Les raisons détaillées de l’attribution de l’International Black Planet Award 2011 à TEPCO sont consultables dans le dossier concernant les responsables de la firme dans la partie «téléchargements» du site www.ethecon.org; une Lettre ouverte en donne un résumé. Dans la partie d’actions vous trouverez comment agir en solidarité avec les militant-e-s antinculéaires japonais.

La fondation ethecon est surtout connue par son «International ethecon Blue» et son «Black Planet Award» qu’elle décerne chaque année à Berlin.
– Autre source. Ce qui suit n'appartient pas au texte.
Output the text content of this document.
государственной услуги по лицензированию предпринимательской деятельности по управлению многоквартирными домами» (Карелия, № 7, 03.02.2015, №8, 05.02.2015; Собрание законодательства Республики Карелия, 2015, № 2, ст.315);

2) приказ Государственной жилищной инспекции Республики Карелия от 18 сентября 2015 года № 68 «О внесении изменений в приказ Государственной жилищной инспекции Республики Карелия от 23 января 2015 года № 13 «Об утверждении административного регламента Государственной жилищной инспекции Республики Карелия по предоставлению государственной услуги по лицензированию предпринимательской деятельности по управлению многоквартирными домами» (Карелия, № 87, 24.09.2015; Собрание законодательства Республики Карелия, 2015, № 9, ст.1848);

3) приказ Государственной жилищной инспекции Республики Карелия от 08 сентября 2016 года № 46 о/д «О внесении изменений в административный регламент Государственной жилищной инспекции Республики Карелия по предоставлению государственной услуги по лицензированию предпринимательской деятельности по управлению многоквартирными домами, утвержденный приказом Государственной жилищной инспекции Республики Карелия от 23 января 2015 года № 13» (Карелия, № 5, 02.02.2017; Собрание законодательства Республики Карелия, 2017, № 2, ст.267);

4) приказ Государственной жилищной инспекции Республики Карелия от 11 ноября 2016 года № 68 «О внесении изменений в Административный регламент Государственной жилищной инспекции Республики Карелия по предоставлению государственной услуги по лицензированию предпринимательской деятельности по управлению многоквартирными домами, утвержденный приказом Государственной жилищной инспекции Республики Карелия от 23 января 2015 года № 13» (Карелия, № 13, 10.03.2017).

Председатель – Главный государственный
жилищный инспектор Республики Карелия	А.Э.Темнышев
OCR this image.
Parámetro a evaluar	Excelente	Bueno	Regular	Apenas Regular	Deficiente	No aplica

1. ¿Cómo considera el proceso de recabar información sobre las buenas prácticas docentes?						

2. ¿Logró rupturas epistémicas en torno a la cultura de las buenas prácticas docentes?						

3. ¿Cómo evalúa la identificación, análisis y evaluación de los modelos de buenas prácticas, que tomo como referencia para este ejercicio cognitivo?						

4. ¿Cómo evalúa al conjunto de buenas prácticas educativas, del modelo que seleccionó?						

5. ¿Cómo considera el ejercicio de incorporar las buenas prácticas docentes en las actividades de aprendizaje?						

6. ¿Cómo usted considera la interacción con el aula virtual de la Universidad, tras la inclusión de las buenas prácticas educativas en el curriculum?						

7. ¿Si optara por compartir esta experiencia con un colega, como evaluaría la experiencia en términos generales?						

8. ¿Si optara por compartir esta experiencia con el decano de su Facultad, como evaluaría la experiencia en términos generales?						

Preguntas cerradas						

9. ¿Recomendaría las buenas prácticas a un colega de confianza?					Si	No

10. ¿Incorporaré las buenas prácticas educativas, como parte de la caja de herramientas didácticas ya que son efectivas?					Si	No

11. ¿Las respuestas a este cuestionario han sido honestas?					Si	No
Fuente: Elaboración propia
Ces dernières années, les récompenses d’ethecon sont allées à Diane Wilson (USA, 2006), Vandana Shiva (Inde, 2007), José Abreu et Hugo Chávez (Venezuela, 2008), Uri Avnery (Israël, 2009), Elias Bierdel (Autriche, 2010) et Angela Davis (USA, 2011) et Jean Ziegler (Suisse, 2012) Les «Black Awards» d’ethecon ont stigmatisé les managers et actionnaires des firmes MONSANTO (USA, 2006), NESTLÉ (Suisse, 2007), Blackwater (Xe) (USA, 2008), Formosa Plastics Group (Taiwan, 2009), BP (Grande-Bretagne, 2010) , Tepco (Japon 2011) et Glencore (Suisse, 2012).

À l’inverse de nombreuses fondations créées par des Églises, des familles, des partis ou des États, ethecon est l’une des rares fondations „issues de la base“; ses 36 membres fondateurs et fondatrices actuels se sentent responsables à l’égard des générations futures; elle a pour devise „Un monde sans exploitation ni oppression“. Cette fondation récente est financée par les membres fondateurs, des dons, et les membres de soutien.